Interstitial lung diseases (ILDs) manifesting progressive pulmonary fibrosis (PPF), developed using consensus by discussion. The shaded area represents the estimated proportion of patients with various types of ILD who manifest PPF. Note that idiopathic pulmonary fibrosis (IPF) is not included in the figure, because it is excluded from the definition of PPF. While virtually all patients with IPF will manifest disease progression similar to PPF, the proportion of patients with ILDs other than IPF who manifest PPF is based on the consensus of opinions and the perception of the international committee.
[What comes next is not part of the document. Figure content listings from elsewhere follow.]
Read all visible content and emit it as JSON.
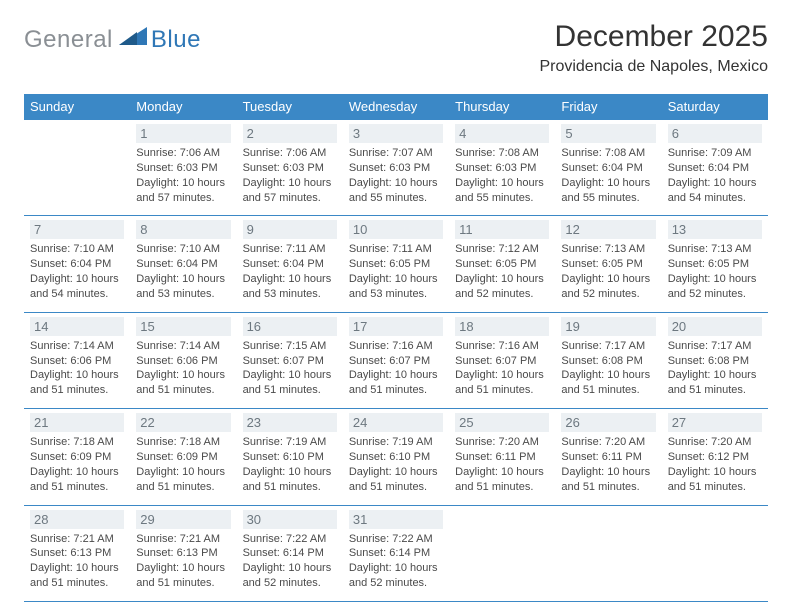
{
  "logo": {
    "text_gray": "General",
    "text_blue": "Blue"
  },
  "title": "December 2025",
  "location": "Providencia de Napoles, Mexico",
  "colors": {
    "header_bg": "#3b88c6",
    "header_text": "#ffffff",
    "row_border": "#3b88c6",
    "daynum_bg": "#ecf0f3",
    "daynum_text": "#6d7880",
    "body_text": "#4a4a4a",
    "logo_gray": "#8a8f94",
    "logo_blue": "#2f77b6"
  },
  "days_of_week": [
    "Sunday",
    "Monday",
    "Tuesday",
    "Wednesday",
    "Thursday",
    "Friday",
    "Saturday"
  ],
  "weeks": [
    [
      null,
      {
        "n": "1",
        "sr": "7:06 AM",
        "ss": "6:03 PM",
        "dl": "10 hours and 57 minutes."
      },
      {
        "n": "2",
        "sr": "7:06 AM",
        "ss": "6:03 PM",
        "dl": "10 hours and 57 minutes."
      },
      {
        "n": "3",
        "sr": "7:07 AM",
        "ss": "6:03 PM",
        "dl": "10 hours and 55 minutes."
      },
      {
        "n": "4",
        "sr": "7:08 AM",
        "ss": "6:03 PM",
        "dl": "10 hours and 55 minutes."
      },
      {
        "n": "5",
        "sr": "7:08 AM",
        "ss": "6:04 PM",
        "dl": "10 hours and 55 minutes."
      },
      {
        "n": "6",
        "sr": "7:09 AM",
        "ss": "6:04 PM",
        "dl": "10 hours and 54 minutes."
      }
    ],
    [
      {
        "n": "7",
        "sr": "7:10 AM",
        "ss": "6:04 PM",
        "dl": "10 hours and 54 minutes."
      },
      {
        "n": "8",
        "sr": "7:10 AM",
        "ss": "6:04 PM",
        "dl": "10 hours and 53 minutes."
      },
      {
        "n": "9",
        "sr": "7:11 AM",
        "ss": "6:04 PM",
        "dl": "10 hours and 53 minutes."
      },
      {
        "n": "10",
        "sr": "7:11 AM",
        "ss": "6:05 PM",
        "dl": "10 hours and 53 minutes."
      },
      {
        "n": "11",
        "sr": "7:12 AM",
        "ss": "6:05 PM",
        "dl": "10 hours and 52 minutes."
      },
      {
        "n": "12",
        "sr": "7:13 AM",
        "ss": "6:05 PM",
        "dl": "10 hours and 52 minutes."
      },
      {
        "n": "13",
        "sr": "7:13 AM",
        "ss": "6:05 PM",
        "dl": "10 hours and 52 minutes."
      }
    ],
    [
      {
        "n": "14",
        "sr": "7:14 AM",
        "ss": "6:06 PM",
        "dl": "10 hours and 51 minutes."
      },
      {
        "n": "15",
        "sr": "7:14 AM",
        "ss": "6:06 PM",
        "dl": "10 hours and 51 minutes."
      },
      {
        "n": "16",
        "sr": "7:15 AM",
        "ss": "6:07 PM",
        "dl": "10 hours and 51 minutes."
      },
      {
        "n": "17",
        "sr": "7:16 AM",
        "ss": "6:07 PM",
        "dl": "10 hours and 51 minutes."
      },
      {
        "n": "18",
        "sr": "7:16 AM",
        "ss": "6:07 PM",
        "dl": "10 hours and 51 minutes."
      },
      {
        "n": "19",
        "sr": "7:17 AM",
        "ss": "6:08 PM",
        "dl": "10 hours and 51 minutes."
      },
      {
        "n": "20",
        "sr": "7:17 AM",
        "ss": "6:08 PM",
        "dl": "10 hours and 51 minutes."
      }
    ],
    [
      {
        "n": "21",
        "sr": "7:18 AM",
        "ss": "6:09 PM",
        "dl": "10 hours and 51 minutes."
      },
      {
        "n": "22",
        "sr": "7:18 AM",
        "ss": "6:09 PM",
        "dl": "10 hours and 51 minutes."
      },
      {
        "n": "23",
        "sr": "7:19 AM",
        "ss": "6:10 PM",
        "dl": "10 hours and 51 minutes."
      },
      {
        "n": "24",
        "sr": "7:19 AM",
        "ss": "6:10 PM",
        "dl": "10 hours and 51 minutes."
      },
      {
        "n": "25",
        "sr": "7:20 AM",
        "ss": "6:11 PM",
        "dl": "10 hours and 51 minutes."
      },
      {
        "n": "26",
        "sr": "7:20 AM",
        "ss": "6:11 PM",
        "dl": "10 hours and 51 minutes."
      },
      {
        "n": "27",
        "sr": "7:20 AM",
        "ss": "6:12 PM",
        "dl": "10 hours and 51 minutes."
      }
    ],
    [
      {
        "n": "28",
        "sr": "7:21 AM",
        "ss": "6:13 PM",
        "dl": "10 hours and 51 minutes."
      },
      {
        "n": "29",
        "sr": "7:21 AM",
        "ss": "6:13 PM",
        "dl": "10 hours and 51 minutes."
      },
      {
        "n": "30",
        "sr": "7:22 AM",
        "ss": "6:14 PM",
        "dl": "10 hours and 52 minutes."
      },
      {
        "n": "31",
        "sr": "7:22 AM",
        "ss": "6:14 PM",
        "dl": "10 hours and 52 minutes."
      },
      null,
      null,
      null
    ]
  ],
  "labels": {
    "sunrise": "Sunrise:",
    "sunset": "Sunset:",
    "daylight": "Daylight:"
  }
}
There are no data to provide the exact or estimated proportion of patients manifesting PPF in ILDs, other than IPF. *The committee acknowledges that eosinophilic pneumonia of unknown cause was not included in the IIP classification. ^†Myositis includes PM/DM/antisynthetase syndrome, which may be amyopathic. ^‡Although respiratory bronchiolitis interstitial lung disease (RBILD) is acknowledged to be a consequence of exposure to cigarette smoke in virtually all patients with RBILD, RBILD and desquamative interstitial pneumonia (DIP) often coexist. Although DIP is also related to exposure to cigarette smoke in a majority of patients, DIP is also seen in some patients with connective tissue disease, without exposure to cigarette smoke, and without a known cause. Antifibrotic treatment is indicated for patients diagnosed with IPF (3). Antifibrotic treatment of the other types of ILD upon manifesting PPF is as suggested/recommended in this guideline. AFOP = acute fibrinous and organizing pneumonia; AIP = acute interstitial pneumonia; COP = cryptogenic organizing pneumonia; DM = dermatomyositis; HP = hypersensitivity pneumonitis; iDIP = idiopathic DIP; IIP = idiopathic interstitial pneumonia; iLIP = idiopathic lymphoid interstitial pneumonia; iNSIP = idiopathic nonspecific interstitial pneumonia; iPPFE = idiopathic pleuroparenchymal fibroelastosis; LAM = lymphangioleiomyomatosis; LCH = Langerhans cell histiocytosis; MCTD = mixed connective tissue disease; PAP = pulmonary alveolar proteinosis; PM = polymyositis; RA = rheumatoid arthritis; SLE = systemic lupus erythematosus; SSc = systemic sclerosis.

Figure 13.

Progressive pulmonary fibrosis in a patient with idiopathic pulmonary fibrosis (probable usual interstitial pneumonia pattern). (A and B) Baseline axial and coronal images show moderately extensive reticular abnormality with traction bronchiectasis, with predominance in the subpleural lower lung. (C and D) Matched images 4 years later show substantial increase in extent of abnormality and increased traction bronchiectasis.

Figure 14.

Progressive pulmonary fibrosis due to fibrotic nonspecific interstitial pneumonia (NSIP). (A) Computed tomography in a 45-year-old woman with scleroderma shows lower lung–predominant reticular and ground-glass abnormality with subpleural sparing, typical for NSIP. (B) Nine years later, the fibrosis has progressed with increased extent of reticular abnormality, increased traction bronchiectasis, and evolution of reticular abnormality to honeycombing. Small bilateral pleural effusions are present.